L’Algérie ne se contentera plus d’acheter des satellites. Bientôt, elle en produira sur son propre sol. Le groupe chinois Zhejiang Geely Holding, via sa filiale spatiale Geespace, a choisi le territoire algérien pour implanter la toute première usine de satellites d’Afrique.
Tout a commencé par un accord signé il y a quelques mois. Le 7 décembre 2025, à Alger, Algérie Télécom Satellite (ATS) et l’Agence spatiale algérienne (ASAL) ont paraphé deux mémorandums avec Geespace. Ces partenariats portent sur la fabrication de satellites en orbite basse (LEO) et le déploiement de services d’Internet des objets (IoT) par satellite.
Des impacts concrets pour l’avenir
Loin d’un simple achat, ces accords posent les fondations d’une industrie spatiale locale. Le premier prévoit la construction d’une usine de production de satellites en Algérie. Le second, un centre dédié aux applications satellitaires, axé sur la recherche, la formation d’ingénieurs et l’innovation.
Grâce à cela, l’Algérie gagne en souveraineté technologique. Elle vise à quitter le rôle d’acheteur pour devenir producteur dans ce secteur stratégique, en développant ses propres solutions.
Geespace, c’est quoi?
Geespace, filiale de Geely Holding Group, accélère sa conquête de l’espace africain. Après des partenariats au Maroc, elle mise sur l’Algérie pour booster les capacités LEO et moderniser l’infrastructure numérique en Afrique du Nord.

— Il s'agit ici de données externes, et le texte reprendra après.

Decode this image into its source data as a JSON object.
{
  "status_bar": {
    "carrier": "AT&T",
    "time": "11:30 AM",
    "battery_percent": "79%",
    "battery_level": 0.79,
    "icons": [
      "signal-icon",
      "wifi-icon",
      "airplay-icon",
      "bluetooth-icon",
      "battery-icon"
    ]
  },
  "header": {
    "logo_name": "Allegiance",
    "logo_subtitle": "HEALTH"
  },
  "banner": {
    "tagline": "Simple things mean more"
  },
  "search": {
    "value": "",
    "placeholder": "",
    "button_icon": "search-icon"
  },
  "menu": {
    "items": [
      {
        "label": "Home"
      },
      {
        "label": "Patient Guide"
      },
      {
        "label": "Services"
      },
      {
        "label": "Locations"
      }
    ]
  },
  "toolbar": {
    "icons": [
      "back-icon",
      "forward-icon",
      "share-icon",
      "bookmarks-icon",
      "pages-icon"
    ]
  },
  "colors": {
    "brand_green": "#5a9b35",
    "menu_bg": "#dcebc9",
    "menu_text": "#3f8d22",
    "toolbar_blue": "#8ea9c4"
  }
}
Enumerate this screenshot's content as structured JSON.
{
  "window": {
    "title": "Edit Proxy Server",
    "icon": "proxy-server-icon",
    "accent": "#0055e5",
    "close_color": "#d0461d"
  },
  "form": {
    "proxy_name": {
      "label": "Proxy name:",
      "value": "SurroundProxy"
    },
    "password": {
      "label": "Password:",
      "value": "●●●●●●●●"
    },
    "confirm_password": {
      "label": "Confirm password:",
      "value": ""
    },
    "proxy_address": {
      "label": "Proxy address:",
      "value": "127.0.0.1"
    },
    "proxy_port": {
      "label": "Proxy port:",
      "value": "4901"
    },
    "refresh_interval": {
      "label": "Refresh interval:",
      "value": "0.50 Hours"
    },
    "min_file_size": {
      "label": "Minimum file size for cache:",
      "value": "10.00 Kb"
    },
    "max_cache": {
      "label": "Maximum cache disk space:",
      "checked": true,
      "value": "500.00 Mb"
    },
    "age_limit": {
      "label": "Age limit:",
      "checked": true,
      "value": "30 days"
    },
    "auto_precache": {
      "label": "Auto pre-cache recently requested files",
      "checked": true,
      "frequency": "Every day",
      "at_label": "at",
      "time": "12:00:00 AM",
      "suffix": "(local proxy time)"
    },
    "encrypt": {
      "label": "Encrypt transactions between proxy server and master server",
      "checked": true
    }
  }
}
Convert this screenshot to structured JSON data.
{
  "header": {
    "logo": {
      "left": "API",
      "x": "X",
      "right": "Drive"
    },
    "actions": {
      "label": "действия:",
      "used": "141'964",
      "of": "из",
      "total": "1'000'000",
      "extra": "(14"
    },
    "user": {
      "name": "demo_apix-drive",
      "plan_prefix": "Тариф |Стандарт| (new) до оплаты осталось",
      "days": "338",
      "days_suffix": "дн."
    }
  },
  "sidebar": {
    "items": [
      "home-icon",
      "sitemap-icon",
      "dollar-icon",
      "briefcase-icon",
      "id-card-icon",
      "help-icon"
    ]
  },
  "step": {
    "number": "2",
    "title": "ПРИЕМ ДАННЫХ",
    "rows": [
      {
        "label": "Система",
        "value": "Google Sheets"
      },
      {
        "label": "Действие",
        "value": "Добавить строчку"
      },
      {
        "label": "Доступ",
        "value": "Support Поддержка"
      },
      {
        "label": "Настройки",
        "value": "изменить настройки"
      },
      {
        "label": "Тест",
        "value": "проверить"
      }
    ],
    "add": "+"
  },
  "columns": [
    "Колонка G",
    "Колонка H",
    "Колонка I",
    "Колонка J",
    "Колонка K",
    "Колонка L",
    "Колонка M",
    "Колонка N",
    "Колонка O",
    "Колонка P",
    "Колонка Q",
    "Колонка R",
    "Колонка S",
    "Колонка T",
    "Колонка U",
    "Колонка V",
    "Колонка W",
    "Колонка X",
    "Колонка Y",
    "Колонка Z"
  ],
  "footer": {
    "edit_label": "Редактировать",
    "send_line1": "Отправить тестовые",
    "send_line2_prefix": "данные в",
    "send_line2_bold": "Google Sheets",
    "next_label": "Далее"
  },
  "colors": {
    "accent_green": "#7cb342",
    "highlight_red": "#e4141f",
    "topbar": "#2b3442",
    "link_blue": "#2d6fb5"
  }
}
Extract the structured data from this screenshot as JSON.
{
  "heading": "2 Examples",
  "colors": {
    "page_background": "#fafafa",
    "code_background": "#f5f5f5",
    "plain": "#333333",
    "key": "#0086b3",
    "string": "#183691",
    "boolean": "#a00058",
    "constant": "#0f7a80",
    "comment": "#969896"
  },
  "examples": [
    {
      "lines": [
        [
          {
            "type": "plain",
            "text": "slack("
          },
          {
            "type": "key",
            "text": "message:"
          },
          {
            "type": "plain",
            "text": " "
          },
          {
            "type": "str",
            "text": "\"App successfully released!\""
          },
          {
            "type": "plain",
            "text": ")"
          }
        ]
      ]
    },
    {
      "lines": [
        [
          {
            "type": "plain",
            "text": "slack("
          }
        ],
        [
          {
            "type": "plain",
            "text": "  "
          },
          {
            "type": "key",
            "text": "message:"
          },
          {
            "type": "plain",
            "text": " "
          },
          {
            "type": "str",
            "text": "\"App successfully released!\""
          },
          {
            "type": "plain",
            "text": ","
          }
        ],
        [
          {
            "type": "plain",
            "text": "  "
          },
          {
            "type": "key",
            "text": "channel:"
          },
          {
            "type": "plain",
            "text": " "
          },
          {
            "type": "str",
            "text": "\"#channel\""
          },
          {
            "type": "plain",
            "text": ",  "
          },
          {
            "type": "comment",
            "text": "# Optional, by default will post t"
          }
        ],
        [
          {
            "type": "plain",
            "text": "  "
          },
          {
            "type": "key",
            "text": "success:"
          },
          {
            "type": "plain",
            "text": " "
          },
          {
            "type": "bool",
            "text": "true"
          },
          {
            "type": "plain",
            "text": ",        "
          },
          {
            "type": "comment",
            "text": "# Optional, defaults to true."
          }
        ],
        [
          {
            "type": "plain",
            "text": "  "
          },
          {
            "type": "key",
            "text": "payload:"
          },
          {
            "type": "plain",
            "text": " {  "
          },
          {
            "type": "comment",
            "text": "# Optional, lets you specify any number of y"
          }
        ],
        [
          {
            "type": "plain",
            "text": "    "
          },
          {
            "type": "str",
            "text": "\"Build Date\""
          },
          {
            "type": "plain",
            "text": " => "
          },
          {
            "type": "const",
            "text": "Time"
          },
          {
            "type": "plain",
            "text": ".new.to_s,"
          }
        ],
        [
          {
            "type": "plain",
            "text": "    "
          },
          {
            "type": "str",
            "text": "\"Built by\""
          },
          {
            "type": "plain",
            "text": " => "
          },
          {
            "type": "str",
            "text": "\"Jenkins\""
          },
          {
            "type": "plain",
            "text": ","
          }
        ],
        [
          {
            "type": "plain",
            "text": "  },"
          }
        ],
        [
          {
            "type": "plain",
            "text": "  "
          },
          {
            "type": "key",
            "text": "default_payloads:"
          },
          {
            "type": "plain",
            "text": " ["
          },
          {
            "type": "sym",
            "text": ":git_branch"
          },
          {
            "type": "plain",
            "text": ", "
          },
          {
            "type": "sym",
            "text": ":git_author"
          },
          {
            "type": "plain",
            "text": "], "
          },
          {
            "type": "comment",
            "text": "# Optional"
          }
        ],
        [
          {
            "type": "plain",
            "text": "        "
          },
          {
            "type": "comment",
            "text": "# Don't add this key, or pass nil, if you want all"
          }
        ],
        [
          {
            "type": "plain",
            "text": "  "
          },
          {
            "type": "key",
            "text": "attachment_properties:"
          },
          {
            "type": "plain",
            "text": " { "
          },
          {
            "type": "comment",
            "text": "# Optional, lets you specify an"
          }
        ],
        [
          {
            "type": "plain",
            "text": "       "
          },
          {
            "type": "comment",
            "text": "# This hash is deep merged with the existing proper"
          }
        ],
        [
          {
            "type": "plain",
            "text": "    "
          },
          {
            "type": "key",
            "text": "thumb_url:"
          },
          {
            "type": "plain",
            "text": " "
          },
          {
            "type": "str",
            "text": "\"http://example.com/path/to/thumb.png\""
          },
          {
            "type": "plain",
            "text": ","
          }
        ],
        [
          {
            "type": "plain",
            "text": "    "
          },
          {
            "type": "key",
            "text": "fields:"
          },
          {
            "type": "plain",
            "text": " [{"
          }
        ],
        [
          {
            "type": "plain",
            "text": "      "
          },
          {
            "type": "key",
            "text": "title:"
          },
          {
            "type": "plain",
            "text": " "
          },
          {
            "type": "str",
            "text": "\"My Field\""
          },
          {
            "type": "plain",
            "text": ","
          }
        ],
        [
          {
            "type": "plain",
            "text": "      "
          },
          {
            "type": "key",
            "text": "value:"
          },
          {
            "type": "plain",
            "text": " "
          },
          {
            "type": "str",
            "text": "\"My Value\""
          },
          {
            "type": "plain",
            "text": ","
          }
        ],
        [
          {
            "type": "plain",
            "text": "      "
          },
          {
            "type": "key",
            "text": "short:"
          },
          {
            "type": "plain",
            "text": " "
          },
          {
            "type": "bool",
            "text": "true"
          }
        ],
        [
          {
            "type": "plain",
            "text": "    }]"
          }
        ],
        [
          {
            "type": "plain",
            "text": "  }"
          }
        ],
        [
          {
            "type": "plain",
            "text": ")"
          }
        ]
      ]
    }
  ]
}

Une dynamique spatiale en pleine accélération
Ce projet s’inscrit dans une série d’avancées. Le 15 janvier 2026, le satellite Alsat-3A a décollé avec succès, fruit d’une collaboration entre l’ASAL et la China Aerospace Science and Technology Corporation (CASC). Il fournit des images haute résolution pour surveiller le territoire et le renseignement géospatial.
Rappelons qu’en 2017, Alcomsat-1, premier satellite de télécoms national, avait ouvert la voie. Lancé par une fusée Longue Marche 3B, il assure encore aujourd’hui télédiffusion, Internet et communications VSAT.